I wonder what that means for us. What do you prize, what is most precious to you? What is your life wrapped up in? What feels like it is your whole life? What do you treasure that might be better used to glorify God in someone else’s hands? What do you need to be willing to give over to God, in the confidence that God will return it to you a hundredfold (Mark 10:29-30)? These are the things that Jesus wants us to consider. Not because of the number of zeroes at the end, but because of what our being willing to offer our most prized possessions teaches us: to have faith in God’s provision and care.
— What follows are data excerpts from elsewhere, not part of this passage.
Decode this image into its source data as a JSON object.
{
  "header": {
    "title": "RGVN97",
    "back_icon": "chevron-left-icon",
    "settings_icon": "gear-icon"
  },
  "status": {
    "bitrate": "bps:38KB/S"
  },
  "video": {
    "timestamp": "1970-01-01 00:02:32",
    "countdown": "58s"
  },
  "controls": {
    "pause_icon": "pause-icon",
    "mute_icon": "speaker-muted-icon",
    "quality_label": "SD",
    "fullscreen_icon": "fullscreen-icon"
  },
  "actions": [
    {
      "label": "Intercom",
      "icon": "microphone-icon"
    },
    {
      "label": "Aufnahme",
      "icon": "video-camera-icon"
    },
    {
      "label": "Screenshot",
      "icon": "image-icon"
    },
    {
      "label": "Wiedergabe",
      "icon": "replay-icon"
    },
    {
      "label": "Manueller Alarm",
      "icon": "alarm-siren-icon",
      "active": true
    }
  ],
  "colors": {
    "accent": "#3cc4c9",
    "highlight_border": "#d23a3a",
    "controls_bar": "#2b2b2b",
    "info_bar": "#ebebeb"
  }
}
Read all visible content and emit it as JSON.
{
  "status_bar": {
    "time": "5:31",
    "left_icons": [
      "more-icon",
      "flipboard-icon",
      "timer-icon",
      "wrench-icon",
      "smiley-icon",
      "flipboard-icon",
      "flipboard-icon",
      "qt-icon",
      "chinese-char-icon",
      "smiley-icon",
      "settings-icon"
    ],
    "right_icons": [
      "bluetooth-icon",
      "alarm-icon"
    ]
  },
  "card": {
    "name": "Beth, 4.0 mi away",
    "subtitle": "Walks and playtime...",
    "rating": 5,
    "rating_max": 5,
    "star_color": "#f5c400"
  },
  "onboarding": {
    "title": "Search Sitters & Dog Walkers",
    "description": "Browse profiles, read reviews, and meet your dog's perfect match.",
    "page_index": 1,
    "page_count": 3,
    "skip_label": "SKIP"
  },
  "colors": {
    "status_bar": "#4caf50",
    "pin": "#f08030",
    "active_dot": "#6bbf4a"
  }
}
After all, there is at least one good reason to do so. For when Jesus told his disciples that the widow’s gift of her very life was worthy of emulation, he wasn’t just spouting another one of those colorful parables. He was anticipating his own gift, which we’ll remember in a few weeks on Good Friday—his gift, just like the widow’s, of his very life. We have every reason to have confidence, with the widow Jesus praises, that God will provide for us because God already has done so in Jesus Christ. And God will continue to bless us even, or perhaps especially, in these worrying and strenuous times. Let us not be loath to give out of our poverty to the God who loves us so dearly. Amen.